Whether those changes will take effect remains to be seen. Efforts to expand tax breaks for the industry have traditionally faced opposition from lawmakers in Northern California and some other unions, including the California Teachers Assn.
Some lawmakers also have questioned the costs of the program, citing a study by the state’s Legislative Analyst’s Office that said the program caused a net loss in state revenue. Studies by UCLA and the Los Angeles County Economic Development Corp., however, said the incentives have provided an economic boost.
Christine Cooper, an economist at LAEDC, reiterated that conclusion at Wednesday’s hearing, saying a review of 128 projects that received film tax credits showed the state received $1.16 back for every $1 spent on those productions.
The message of support from Cooper and others seemed to resonate with members of the Assembly Committees on Revenue & Taxation and Arts, Entertainment, Sports Tourism & Internet Media that hosted the event.
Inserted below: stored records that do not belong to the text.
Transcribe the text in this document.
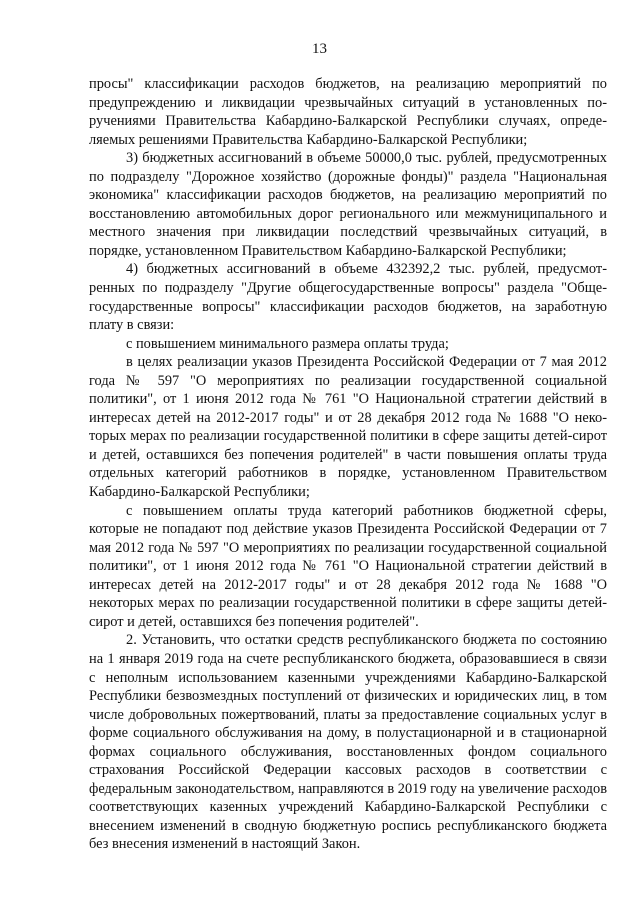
13

просы" классификации расходов бюджетов, на реализацию мероприятий по предупреждению и ликвидации чрезвычайных ситуаций в установленных поручениями Правительства Кабардино-Балкарской Республики случаях, определяемых решениями Правительства Кабардино-Балкарской Республики;

3) бюджетных ассигнований в объеме 50000,0 тыс. рублей, предусмотренных по подразделу "Дорожное хозяйство (дорожные фонды)" раздела "Национальная экономика" классификации расходов бюджетов, на реализацию мероприятий по восстановлению автомобильных дорог регионального или межмуниципального и местного значения при ликвидации последствий чрезвычайных ситуаций, в порядке, установленном Правительством Кабардино-Балкарской Республики;

4) бюджетных ассигнований в объеме 432392,2 тыс. рублей, предусмотренных по подразделу "Другие общегосударственные вопросы" раздела "Общегосударственные вопросы" классификации расходов бюджетов, на заработную плату в связи:

с повышением минимального размера оплаты труда;

в целях реализации указов Президента Российской Федерации от 7 мая 2012 года № 597 "О мероприятиях по реализации государственной социальной политики", от 1 июня 2012 года № 761 "О Национальной стратегии действий в интересах детей на 2012-2017 годы" и от 28 декабря 2012 года № 1688 "О некоторых мерах по реализации государственной политики в сфере защиты детей-сирот и детей, оставшихся без попечения родителей" в части повышения оплаты труда отдельных категорий работников в порядке, установленном Правительством Кабардино-Балкарской Республики;

с повышением оплаты труда категорий работников бюджетной сферы, которые не попадают под действие указов Президента Российской Федерации от 7 мая 2012 года № 597 "О мероприятиях по реализации государственной социальной политики", от 1 июня 2012 года № 761 "О Национальной стратегии действий в интересах детей на 2012-2017 годы" и от 28 декабря 2012 года № 1688 "О некоторых мерах по реализации государственной политики в сфере защиты детей-сирот и детей, оставшихся без попечения родителей".

2. Установить, что остатки средств республиканского бюджета по состоянию на 1 января 2019 года на счете республиканского бюджета, образовавшиеся в связи с неполным использованием казенными учреждениями Кабардино-Балкарской Республики безвозмездных поступлений от физических и юридических лиц, в том числе добровольных пожертвований, платы за предоставление социальных услуг в форме социального обслуживания на дому, в полустационарной и в стационарной формах социального обслуживания, восстановленных фондом социального страхования Российской Федерации кассовых расходов в соответствии с федеральным законодательством, направляются в 2019 году на увеличение расходов соответствующих казенных учреждений Кабардино-Балкарской Республики с внесением изменений в сводную бюджетную роспись республиканского бюджета без внесения изменений в настоящий Закон.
“To put it bluntly, this is our signature industry here in California, and we must make sure that we do everything possible to retain one of the pillars of our economy,” said Raul Bocanegra, (D-Los Angeles), who chairs the Assembly Committee on Revenue & Taxation.
Bocanegra, who co-hosted Wednesday’s meeting, has introduced legislation that would extend the film tax credit program. Assemblyman Mike Gatto and state Sen. Kevin De León also have announced plans to introduce legislation to improve the program.